Lightning strikes somewhere close, a vicious bolt. The clap comes hard upon it, in the very whitening, and shakes the house.
“—finally reached him in his hotel room in Atlanta.”
“Who?”
“Sam. He’s flying down first thing in the morning, instead of Sunday. He was quite excited.”
“About what?”
“He said he had the most extraordinary piece of news. He wouldn’t tell me what it was. It seems that by the eeriest sort of coincidence two things happened this very day with a direct bearing on Kate. Anyhow.”
“Yes ma’am?”
“I have a hunch she’ll wander out your way. If she does, will you drive her home?”
“Yes.”
“It isn’t as if Kate were another Otey Ann,” says my aunt after a moment.
“No, it isn’t.” She is thinking of two things: one, an acquaintance from Feliciana named Otey Ann Aldridge who went crazy and used to break out of the state hospital in Jackson and come to New Orleans and solicit strangers on Bourbon Street; two, she is thinking of the look in Nell Lovell’s eye, the little risible gleam, even as she reassured my aunt.
I awake with a start at three o’clock, put on a raincoat and go outside for a breath of air.
The squall line has passed over. Elysian Fields is dripping and still, but there is a commotion of winds high in the air where the cool heavy front has shouldered up the last of the fretful ocean air. The wind veers around to the north and blows away the storm until the moon swims high, moored like a kite and darting against the fleeing shreds and ragtags of cloud.
I sit in the shelter outside Mrs Schexnaydre’s chain link fence. Opposite the school, it is used by those children who catch buses toward the lake. The streetlight casts a blueblack shadow. Across the boulevard, at the catercorner of Elysian Fields and Bons Enfants, is a vacant lot chest high in last summer’s weeds. Some weeks ago the idea came to me of buying the lot and building a service station. It is for sale, I learned, for twenty thousand dollars. What with the windfall from Mr Sartalamaccia, it becomes possible to think seriously of the notion. It is easy to visualize the little tile cube of a building with its far flung porches, its apron of silky concrete and, revolving on high, the immaculate bivalve glowing in every inch of its pretty styrene (I have already approached the Shell distributor).
A taxi pulls up under the streetlight. Kate gets out and strides past the shelter, hands thrust deep in her pockets. Her eyes are pools of darkness. There is about her face the rapt almost ugly look of solitary people. When I call out to her, she comes directly over with a lack of surprise, with a dizzy dutiful obedience, which is disquieting. Then I see that she is full of it, one of her great ideas, the sort that occur to people on long walks.

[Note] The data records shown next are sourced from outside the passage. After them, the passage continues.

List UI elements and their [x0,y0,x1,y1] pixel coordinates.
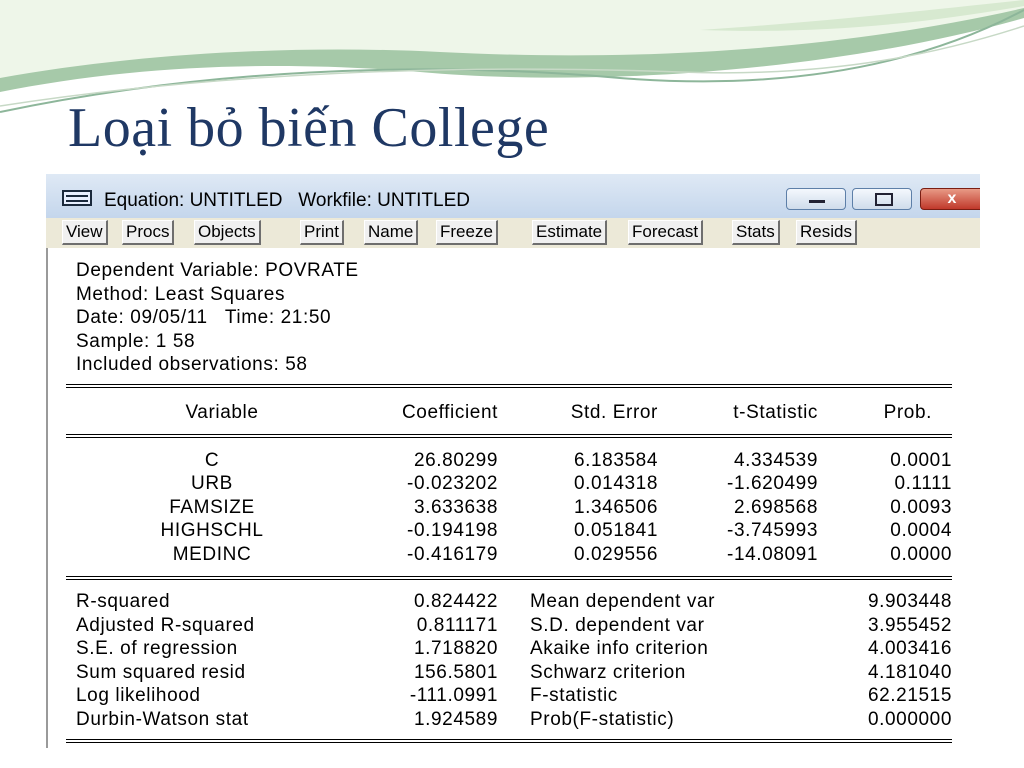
variable-cell: FAMSIZE [169,497,255,518]
column-header: Prob. [883,402,932,423]
view-button[interactable]: View [62,220,108,245]
table-rule [66,434,952,435]
variable-cell: URB [191,473,233,494]
resids-button[interactable]: Resids [796,220,857,245]
stat-value: 4.003416 [867,638,952,659]
stat-value: 0.000000 [867,709,952,730]
estimate-button[interactable]: Estimate [532,220,607,245]
prob-cell: 0.0000 [890,544,952,565]
coefficient-cell: -0.194198 [407,520,498,541]
coefficient-cell: 26.80299 [413,450,498,471]
table-rule [66,739,952,740]
slide-title: Loại bỏ biến College [68,97,550,159]
stat-label: R-squared [76,591,171,612]
table-rule [66,742,952,743]
stat-label: Adjusted R-squared [76,615,255,636]
window-title: Equation: UNTITLED Workfile: UNTITLED [104,190,471,211]
window-app-icon [62,190,92,206]
header-line: Dependent Variable: POVRATE [76,260,359,281]
minimize-button[interactable] [786,188,846,210]
t-statistic-cell: 4.334539 [733,450,818,471]
variable-cell: HIGHSCHL [160,520,264,541]
procs-button[interactable]: Procs [122,220,174,245]
header-line: Included observations: 58 [76,354,308,375]
prob-cell: 0.1111 [894,473,952,494]
forecast-button[interactable]: Forecast [628,220,703,245]
std-error-cell: 0.014318 [573,473,658,494]
equation-window [46,174,980,748]
table-rule [66,576,952,577]
variable-cell: C [204,450,220,471]
stat-label: Durbin-Watson stat [76,709,249,730]
stat-value: 4.181040 [867,662,952,683]
stat-value: 1.924589 [413,709,498,730]
close-button[interactable]: x [920,188,980,210]
header-line: Method: Least Squares [76,284,286,305]
t-statistic-cell: -3.745993 [727,520,818,541]
coefficient-cell: -0.416179 [407,544,498,565]
stat-label: Log likelihood [76,685,201,706]
window-titlebar[interactable] [46,174,980,218]
stat-label: Mean dependent var [530,591,716,612]
prob-cell: 0.0004 [890,520,952,541]
std-error-cell: 6.183584 [573,450,658,471]
stat-value: 9.903448 [867,591,952,612]
stat-value: 3.955452 [867,615,952,636]
stat-value: 1.718820 [413,638,498,659]
stat-value: 0.824422 [413,591,498,612]
stat-label: Sum squared resid [76,662,246,683]
column-header: Variable [185,402,259,423]
t-statistic-cell: -14.08091 [727,544,818,565]
stat-value: 0.811171 [416,615,498,636]
coefficient-cell: 3.633638 [413,497,498,518]
stat-label: S.D. dependent var [530,615,705,636]
header-line: Date: 09/05/11 Time: 21:50 [76,307,332,328]
stat-value: 156.5801 [413,662,498,683]
stat-value: 62.21515 [867,685,952,706]
stats-button[interactable]: Stats [732,220,780,245]
output-content [46,248,980,748]
t-statistic-cell: -1.620499 [727,473,818,494]
stat-label: S.E. of regression [76,638,238,659]
stat-value: -111.0991 [409,685,498,706]
column-header: t-Statistic [733,402,818,423]
t-statistic-cell: 2.698568 [733,497,818,518]
coefficient-cell: -0.023202 [407,473,498,494]
column-header: Std. Error [570,402,658,423]
std-error-cell: 1.346506 [573,497,658,518]
std-error-cell: 0.051841 [573,520,658,541]
table-rule [66,579,952,580]
stat-label: Akaike info criterion [530,638,709,659]
variable-cell: MEDINC [172,544,252,565]
column-header: Coefficient [401,402,498,423]
window-toolbar [46,218,980,248]
prob-cell: 0.0001 [890,450,952,471]
prob-cell: 0.0093 [890,497,952,518]
maximize-button[interactable] [852,188,912,210]
freeze-button[interactable]: Freeze [436,220,498,245]
table-rule [66,437,952,438]
objects-button[interactable]: Objects [194,220,261,245]
table-rule [66,384,952,385]
table-rule [66,387,952,388]
stat-label: F-statistic [530,685,618,706]
name-button[interactable]: Name [364,220,418,245]
std-error-cell: 0.029556 [573,544,658,565]
stat-label: Schwarz criterion [530,662,686,683]
header-line: Sample: 1 58 [76,331,196,352]
stat-label: Prob(F-statistic) [530,709,675,730]
print-button[interactable]: Print [300,220,344,245]
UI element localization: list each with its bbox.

“What a fool I’ve been!” She lays both hands on my arm and takes no notice of the smell of the hour. She is nowhere; she is in the realm of her idea. “Do you think it is possible for a person to make a single mistake — not do something wrong, you understand, but make a miscalculation — and ruin his life?”
“Why not?”
“I mean after all. Couldn’t a person be miserable because he got one thing wrong and never learned otherwise — because the thing he got wrong was of such a nature that he could not be told because the telling itself got it wrong — just as if you had landed on Mars and therefore had no way of knowing that a Martian is mortally offended by a question and so every time you asked what was wrong, it only grew worse for you?” Catching sight of my sleeve, she seizes it with a curious rough gesture, like a housewife fingering goods. “My stars, pajamas,” she says offhandedly. “Well?” She searches my face in the violet shadow.